An Obama campaign spokesman called Santorum's comment "the latest low in a Republican primary campaign that has been fuelled by distortions, ugliness, and searing pessimism and negativity." He said it was "a stark contrast with the president who is focused everyday on creating jobs and restoring economic security for the middle class."

What's next

  • Feb. 28 — Arizona, Michigan
  • March 6 — (Super Tuesday) Alaska, Georgia, Idaho, Massachusetts, North Dakota, Ohio, Oklahoma, Tennessee, Vermont and Virginia.

Trailing Romney in money and campaign resources, Santorum is depending on the Tea Party movement and religious groups to deliver a victory in Ohio on March 6, one of Super Tuesday's biggest prizes and a benchmark that often decides which candidates advance to the next level.

And Santorum offered a jaundiced view of one of Romney's most vaunted achievements, his leadership role in rescuing the scandal-threatened 2002 Salt Lake City Olympics.

Delegate totals

  • Mitt Romney — 123
  • Rick Santorum — 72
  • Newt Gingrich — 32
  • Ron Paul — 19
  • Needed to win — 1,144

Santorum said Saturday it's not something his opponent should be proud of.

"One of Mitt Romney's greatest accomplishments — one of the things he talks about most — is how he heroically showed up on the scene and bailed out and resolved the problems of the Salt Lake City Olympic Games," Santorum said Saturday. "He heroically bailed out the Salt Lake City Olympic Games by heroically going to Congress and asking them for tens of millions of dollars to bail out the Salt Lake Games — in an earmark, in an earmark for the Salt Lake Olympic Games."

Romney was in Salt Lake City on Saturday night to celebrate the 10th anniversary of the Games, and his campaign was quick to point out that Santorum voted for those earmarks, among many others, when he was a senator.

"Sometimes when you shoot from the hip, you end up shooting yourself in the foot," Romney spokeswoman Andrea Saul said. "There is a pretty wide gulf between seeking money for post-9/11 security at the Olympics and seeking earmarks for polar bear exhibits at the Pittsburgh Zoo.

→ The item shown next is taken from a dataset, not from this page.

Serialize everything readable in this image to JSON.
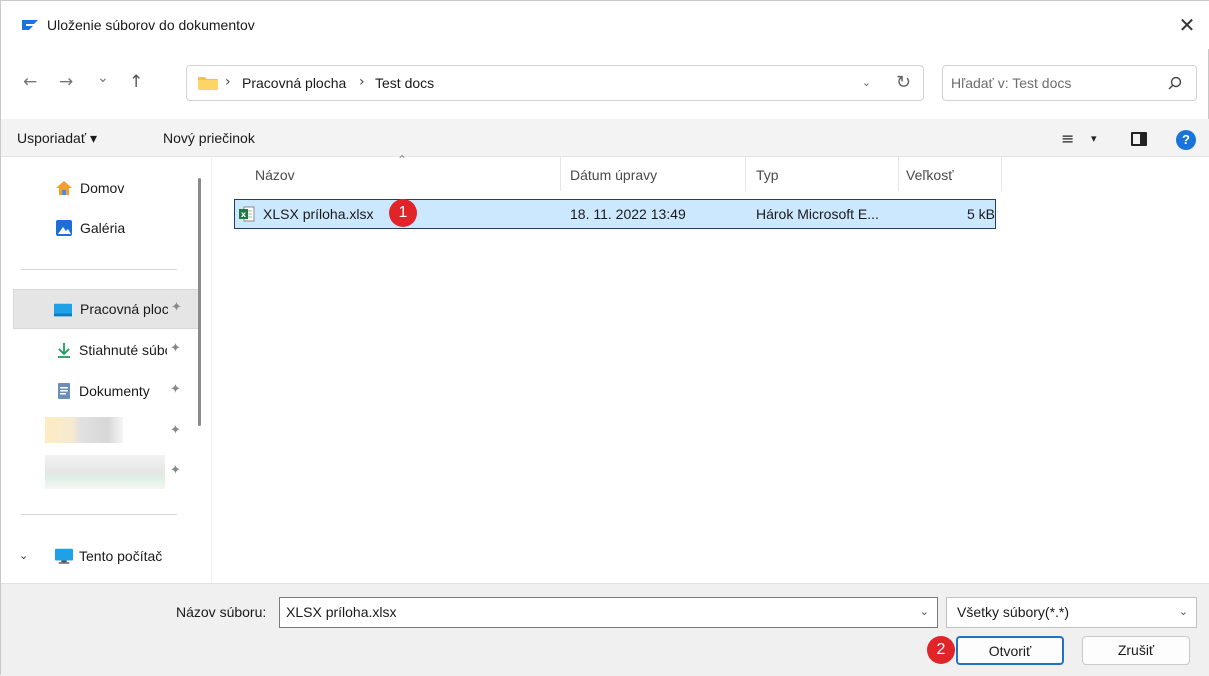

Mitt Romney wants to ban earmarks. Senator Santorum wants more 'Bridges to Nowhere."'

That's a reference to two proposed bridge projects in sparsely populated areas of Alaska that became a symbol for the proliferation of thousands of earmarks — special projects sought by individual lawmakers — that were part of 2005 transportation legislation.

Federal aid

However, while security costs did increase dramatically after Sept. 11, Romney and his team pushed for federal aid long before the attacks. Romney listed getting more federal dollars as one of the three priorities for his Olympic committee almost as soon as he took the reins in the spring of 1999. "I was going to be spending a lot of time in D.C.," Romney wrote in Turnaround, his book about the Games.

In another development, Romney parted ways on Saturday with his Arizona campaign co-chairman, Pima County Sheriff Paul Babeau, after an alternative weekly magazine reported Babeau had threatened to deport a Mexican immigrant if he revealed they had enjoyed a sexual relationship.

Babeau acknowledged he is gay on Saturday, but denied the allegations of misconduct raised in the news report.

Santorum planned to head to Georgia on Sunday, where Newt Gingrich, who represented the state's 6th congressional district for 20 years, was already campaigning in a bid to reinvigorate his flagging campaign.

"It all hinges on Georgia," Gingrich told an audience in Suwanee, saying victory in the state would serve as a springboard for racking up additional wins across the country. He later clarified his remark, saying he thought he had a good chance to win Georgia though it wouldn't determine the fate of his candidacy. "There are no slam dunk states," Gingrich said.

At a fiery campaign rally in Kansas City, Texas Rep. Ron Paul said the United States is "slipping into a fascist system" dominated by big government and big businesses.